A investidora independente

Luciana Seabra é analista e planejadora financeira certificada (CNPI e CFP®), especialista em fundos e previdência. Fundou a Indê Investimentos, que tem como princípio a ausência de vínculo com corretoras, gestoras ou bancos. Foi premiada pela CVM pelo seu trabalho de educação financeira a investidores. Está nas redes sociais como @seabraluciana, no Instagram e no YouTube, e @luciana_seabra, no Twitter

Luciana Seabra

Na relação com o assessor, a transparência basta? Eu acho que não

Termo de ciência sobre atuação do assessor de investimento tem causado estranheza entre investidores

(Foto: Envato Elements)
  • Resolução 178, que começou a valer este ano, obriga corretoras a darem transparência sobre potenciais conflitos de interesse de assessores
  • A transparência é um avanço, mas causa uma sensação de estranheza e desamparo, como de quem chega ao médico e é levado a assinar um termo em que ele assume ser sócio da farmacêutica
  • A solução passa pelo desenvolvimento do mercado de consultoria e análise independente

Recebi mensagens de alguns clientes nas últimas semanas perguntando se deveriam assinar um termo enviado pela pessoa que os atende na corretora.

No documento, chamado de “Termo de Ciência sobre Atuação do Assessor de Investimento”, um item em especial causou estranhamento. Nele está escrito que o cliente está confirmando ao assinar o termo que, citando literalmente, “os interesses do assessor de investimento podem entrar em conflito com meus interesses, especialmente em razão da forma como ele é remunerado em decorrência das minhas decisões de investimento”.

As corretoras não acordaram com uma crise de “sincericídio”, com sua licença para usar um neologismo dos nossos tempos. Foi uma exigência da Comissão de Valores Mobiliários (CVM). Na resolução 178, que começou a valer neste ano, o órgão regulador do mercado determinou que elas deem transparência sobre os potenciais conflitos dos assessores.

A transparência é um avanço, claro. E ela não para aí. No texto da nova instrução de fundos, a 175, que começa a entrar em vigor em outubro deste ano, tem mais. Segundo o documento, os fundos serão obrigados a divulgar a taxa de distribuição – ou seja, com qual fatia da taxa de administração do produto fica a corretora.

Já tenho ouvido pelos corredores caminhos criativos do mercado para limitar essa transparência.

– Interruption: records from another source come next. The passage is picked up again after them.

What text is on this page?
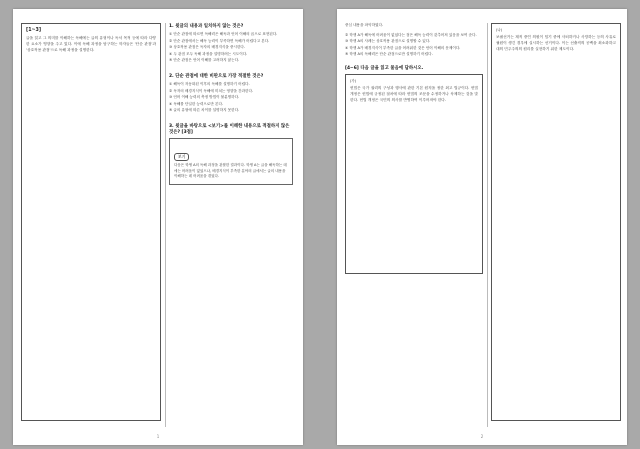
[1~3]

글을 읽고 그 의미를 이해하는 독해에는 글의 유형이나 독서 목적 등에 따라 다양한 요소가 영향을 주고 있다. 이에 독해 과정을 탐구하는 학자들은 '단순 관점'과 '상호작용 관점'으로 독해 과정을 설명한다.

1. 윗글의 내용과 일치하지 않는 것은?

① 단순 관점에 따르면 독해력은 해독과 언어 이해의 곱으로 표현된다.

② 단순 관점에서는 해독 능력이 부족하면 독해가 어렵다고 본다.

③ 상호작용 관점은 독자의 배경지식을 중시한다.

④ 두 관점 모두 독해 과정을 설명하려는 시도이다.

⑤ 단순 관점은 언어 이해를 고려하지 않는다.

2. 단순 관점에 대한 비판으로 가장 적절한 것은?

① 해독이 자동화된 이후의 독해를 설명하기 어렵다.

② 독자의 배경지식이 독해에 미치는 영향을 간과한다.

③ 언어 이해 능력의 측정 방법이 불분명하다.

④ 독해를 단일한 능력으로만 본다.

⑤ 글의 유형에 따른 차이를 설명하지 못한다.

3. 윗글을 바탕으로 <보기>를 이해한 내용으로 적절하지 않은 것은? [3점]

보기

다음은 학생 A의 독해 과정을 관찰한 결과이다. 학생 A는 글을 해독하는 데에는 어려움이 없었으나, 배경지식이 부족한 분야의 글에서는 글의 내용을 이해하는 데 어려움을 겪었다.

1

중심 내용을 파악하였다.

② 학생 A가 해독에 어려움이 없었다는 점은 해독 능력이 갖추어져 있음을 보여 준다.

③ 학생 A의 사례는 상호작용 관점으로 설명할 수 있다.

④ 학생 A가 배경지식이 부족한 글을 어려워한 것은 언어 이해의 문제이다.

⑤ 학생 A의 독해력은 단순 관점으로만 설명하기 어렵다.

[4~6] 다음 글을 읽고 물음에 답하시오.

(가)

헌법은 국가 권력의 구성과 행사에 관한 기본 원칙을 정한 최고 법규이다. 헌법 개정은 헌법에 규정된 절차에 따라 헌법의 조문을 수정하거나 삭제하는 것을 말한다. 헌법 개정은 국민의 의사를 반영하여 이루어져야 한다.

(나)

보궐선거는 재직 중인 의원이 임기 중에 사퇴하거나 사망하는 등의 사유로 궐원이 생긴 경우에 실시하는 선거이다. 이는 선출직의 공백을 최소화하고 대의 민주주의의 원리를 실현하기 위한 제도이다.

2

Seja como for, quero acreditar que será possível em algum momento analisar as recomendações de assessores de troca de um fundo por outro com uma informação valiosa a mais: quanto ele ganha a mais se optarmos por ouvi-lo.

Diante da visibilidade crescente dos produtos, é claro que precisamos comemorar. Não posso deixar de notar, entretanto, o desconforto dos clientes em assinar o documento. E eu estou com eles na pergunta: será que transparência basta?

Talvez o cliente não esperasse que a corretora aceitasse tão explicitamente que o modelo de remuneração criado por ela própria – e sobre o qual portanto tem controle – coloca os interesses do assessor em conflito com os seus.

Imagine chegar a um médico e ter que assinar um termo como esse no meio da consulta? Deveria ser obrigatório de fato se ele recebesse comissão pelos remédios que indica. Agora, não daria uma sensação de desamparo ser confrontado com essa verdade?

E talvez aí esteja um grande problema na relação entre assessor e cliente: ele ainda ser visto por tantos como o médico e não como o sócio da farmacêutica – muito menos o portador dos dois crachás.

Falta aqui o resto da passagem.